Rock Chick Regret (Rock Chick #7)(153)
Jack turned to us, his eyes did a professional full body scan of me then they moved to Bobby.
“Got the call,” he told Bobby.
“Code One?” Bobby asked.
“Yup,” Jack replied.
I looked between them wondering who would explain.
“I’m off,” Bobby said then he was.
The door closed behind him. This I took as Bobby not being the one to explain.
Therefore, I turned and asked Jack, “What’s Code One?”
“Sit. Watch the monitors,” Jack responded.
I sat in a swivel chair in front of the bank of monitors, six across, four rows, each with what looked like a DVD recorder under it. I trained my gaze on the screens and repeated, “What’s Code One?”
“Do as I say, when I say, no matter what you see on the monitors,” Jack answered.
Though this wasn’t really an answer I didn’t quibble. I didn’t suspect that now was Quibble Time. Quibble Time was after whatever Code One was was over and I was innocently playing Yahtzee with my friends again.
“Should I be worried about whatever’s happening?” I went on.
“Nope.”
“You’re sure?” I pressed.
“Yup.”
I didn’t really believe him but, as I mentioned, it was not Quibble Time.
We watched the monitors.
Then I asked, “What are we looking for?”
“Anything.”
“What kind of anything?”
“Anything, anything.”
I was feeling ill-equipped to be Jack’s Monitor Helper but I decided to stop asking questions about my assignment. It was not only not Quibble Time it was probably not Question Time either. Except for things looking like they’d gone back to normal at Fortnum’s and a bunch of people in the pool hall doing pool hall type activities, nothing much was happening.
I decided on a different subject. “Can I call Hector?”
“Nope.”
Blooming heck!
“Can I call him in, say, fifteen minutes?” I tried.
“You can shut up. That’d be good.”
My back went straight but my eyes didn’t leave the screens.
“Did you just tell me to shut up?”
“I see you didn’t hear me.”
“Hector was in a gunfight!” I snapped.
“Not the first, probably not the last.”
Oh my.
That shut me up.
I decided not to think about that until I was, say, six hundred years old and silently we watched the screens.
Then I saw something in the pool hall.
“Oh my God!” I cried.
Jack went on alert.
“What?”
“Look at her outfit!” I pointed at a girl in the pool hall. “Her tank top is skintight and she’s not wearing a bra. And her skirt is shorter than the one I wore to Stella’s gig!”
Jack was silent but I felt he’d lost his intensity.
I peered closer, the girl on the screen bent over a pool table and I gasped when I was treated to a partial moon. “Blooming heck!
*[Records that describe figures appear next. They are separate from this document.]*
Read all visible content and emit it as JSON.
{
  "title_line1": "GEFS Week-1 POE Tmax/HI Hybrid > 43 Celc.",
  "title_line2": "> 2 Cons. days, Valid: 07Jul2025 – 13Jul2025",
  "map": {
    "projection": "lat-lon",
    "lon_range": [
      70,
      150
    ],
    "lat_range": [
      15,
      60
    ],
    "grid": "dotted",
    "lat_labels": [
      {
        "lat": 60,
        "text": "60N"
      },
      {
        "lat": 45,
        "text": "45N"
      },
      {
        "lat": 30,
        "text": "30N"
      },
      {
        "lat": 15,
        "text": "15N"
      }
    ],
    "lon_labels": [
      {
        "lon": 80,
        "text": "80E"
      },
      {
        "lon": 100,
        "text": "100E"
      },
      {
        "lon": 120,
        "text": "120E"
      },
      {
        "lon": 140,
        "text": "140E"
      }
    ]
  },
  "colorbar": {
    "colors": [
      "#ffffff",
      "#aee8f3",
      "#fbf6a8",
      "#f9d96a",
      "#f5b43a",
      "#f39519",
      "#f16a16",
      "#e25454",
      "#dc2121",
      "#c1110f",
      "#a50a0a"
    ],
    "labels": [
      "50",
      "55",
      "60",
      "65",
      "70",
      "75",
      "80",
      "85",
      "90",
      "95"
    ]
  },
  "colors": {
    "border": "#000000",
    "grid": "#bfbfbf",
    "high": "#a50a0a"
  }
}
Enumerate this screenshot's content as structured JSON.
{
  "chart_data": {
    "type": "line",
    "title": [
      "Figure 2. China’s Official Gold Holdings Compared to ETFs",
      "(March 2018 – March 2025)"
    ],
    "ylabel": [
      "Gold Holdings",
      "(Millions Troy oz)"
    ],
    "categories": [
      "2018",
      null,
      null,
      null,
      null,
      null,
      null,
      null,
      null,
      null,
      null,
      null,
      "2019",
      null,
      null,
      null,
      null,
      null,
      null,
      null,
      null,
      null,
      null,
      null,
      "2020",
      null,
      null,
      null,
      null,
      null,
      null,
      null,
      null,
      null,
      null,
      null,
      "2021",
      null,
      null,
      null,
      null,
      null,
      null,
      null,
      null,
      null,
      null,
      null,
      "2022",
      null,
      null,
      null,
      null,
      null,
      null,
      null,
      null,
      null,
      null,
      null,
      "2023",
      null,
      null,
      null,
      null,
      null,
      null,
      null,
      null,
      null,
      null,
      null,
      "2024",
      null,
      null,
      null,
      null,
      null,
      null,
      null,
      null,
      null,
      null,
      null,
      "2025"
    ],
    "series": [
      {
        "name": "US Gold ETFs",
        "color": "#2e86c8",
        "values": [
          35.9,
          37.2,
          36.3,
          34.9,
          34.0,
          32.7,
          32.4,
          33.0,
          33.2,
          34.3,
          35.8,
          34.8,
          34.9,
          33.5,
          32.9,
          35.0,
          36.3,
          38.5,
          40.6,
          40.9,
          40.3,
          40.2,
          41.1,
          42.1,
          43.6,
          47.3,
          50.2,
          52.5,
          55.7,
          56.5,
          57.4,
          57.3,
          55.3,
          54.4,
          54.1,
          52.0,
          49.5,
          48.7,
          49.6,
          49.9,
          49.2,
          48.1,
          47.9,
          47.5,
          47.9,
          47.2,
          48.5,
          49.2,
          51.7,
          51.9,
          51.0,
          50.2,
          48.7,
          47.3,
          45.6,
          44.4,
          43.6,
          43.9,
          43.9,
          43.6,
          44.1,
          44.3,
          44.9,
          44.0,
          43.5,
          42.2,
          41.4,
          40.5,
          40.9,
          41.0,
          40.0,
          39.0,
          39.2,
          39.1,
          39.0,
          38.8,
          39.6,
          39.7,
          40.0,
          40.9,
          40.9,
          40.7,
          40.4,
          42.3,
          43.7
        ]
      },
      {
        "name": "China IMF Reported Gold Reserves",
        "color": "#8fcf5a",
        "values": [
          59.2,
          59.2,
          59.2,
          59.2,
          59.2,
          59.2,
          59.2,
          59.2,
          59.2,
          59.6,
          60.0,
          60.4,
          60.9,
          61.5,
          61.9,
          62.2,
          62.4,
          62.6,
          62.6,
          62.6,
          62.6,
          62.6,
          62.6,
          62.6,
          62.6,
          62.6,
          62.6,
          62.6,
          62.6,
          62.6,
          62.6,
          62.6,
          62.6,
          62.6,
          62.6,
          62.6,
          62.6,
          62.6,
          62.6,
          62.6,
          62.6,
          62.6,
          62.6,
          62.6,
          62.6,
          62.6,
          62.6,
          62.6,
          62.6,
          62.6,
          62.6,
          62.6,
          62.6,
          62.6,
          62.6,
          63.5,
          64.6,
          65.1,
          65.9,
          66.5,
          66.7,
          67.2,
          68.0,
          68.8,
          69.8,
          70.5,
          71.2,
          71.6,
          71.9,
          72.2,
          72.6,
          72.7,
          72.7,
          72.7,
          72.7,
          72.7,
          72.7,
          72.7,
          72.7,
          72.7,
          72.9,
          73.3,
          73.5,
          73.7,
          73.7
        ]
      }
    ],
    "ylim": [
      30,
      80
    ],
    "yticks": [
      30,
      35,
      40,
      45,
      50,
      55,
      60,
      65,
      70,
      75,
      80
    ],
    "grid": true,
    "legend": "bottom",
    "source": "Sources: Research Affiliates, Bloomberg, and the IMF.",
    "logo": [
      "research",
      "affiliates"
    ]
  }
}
She’s wearing a thong!” I exclaimed then went on, “Now, if you’re going to wear a skirt that short, you really should wear proper underwear.”
Jack remained silent.
I looked at him. “Don’t you think?”
Jack’s eyes remained on the screens. “I think Hector owes me big time is what I think.”
Hmm.
Perhaps Jack was not the kind of man who discussed women’s underwear choices, even after dramatic shootouts (or, perhaps, ever).
I decided that was my cue to stay silent again.
This lasted less than a minute.
“Why are we watching a pool hall?”
“The Balduccis own that pool hall.”
I felt bile slide up my throat and I swallowed it down.
I thought that was apropos. The Evil Fitzpatrick clan hung out at a pool hall in Veronica Mars.
I didn’t share this with Jack.
“Oh,” was all I said but I watched closer.
We sat in silence for awhile and then I saw Hector’s Bronco enter the garage.
“Thank you God,” I breathed, watching him park.
He got out, started toward the door to the stairs, I felt my body begin to relax but then I saw Hector stop and look toward the entrance of the garage.
Jack tensed.
I tensed.
Then I saw a BMW careening into the garage.
Hector pulled his gun out of the back of his jeans again and I automatically went into a squat, not standing, not sitting and not sure what I was going to do.
“Sit,” Jack ordered, not taking his eyes from the screen.
I sat.
I stared.
The BMW halted and Hector had his head cocked and his gun up, trained on the car.
I held my breath.
Marty Balducci got out of the BMW and my body automatically went into my ready to run squat again.
“Sit!” Jack repeated, louder this time and I didn’t want to, I really didn’t want to but I sat again.
Marty didn’t look good and I felt the blood drain out of my face. I couldn’t see all that clearly on the small screen but he appeared to be bleeding from multiple gunshot wounds to the chest.
Marty held onto the open car door to keep himself up but I could tell he was struggling. He lifted his gun toward Hector but he couldn’t quite lift it far enough. I could see they were talking (or shouting) at each other. Hector, arms out, gun up, was advancing slowly.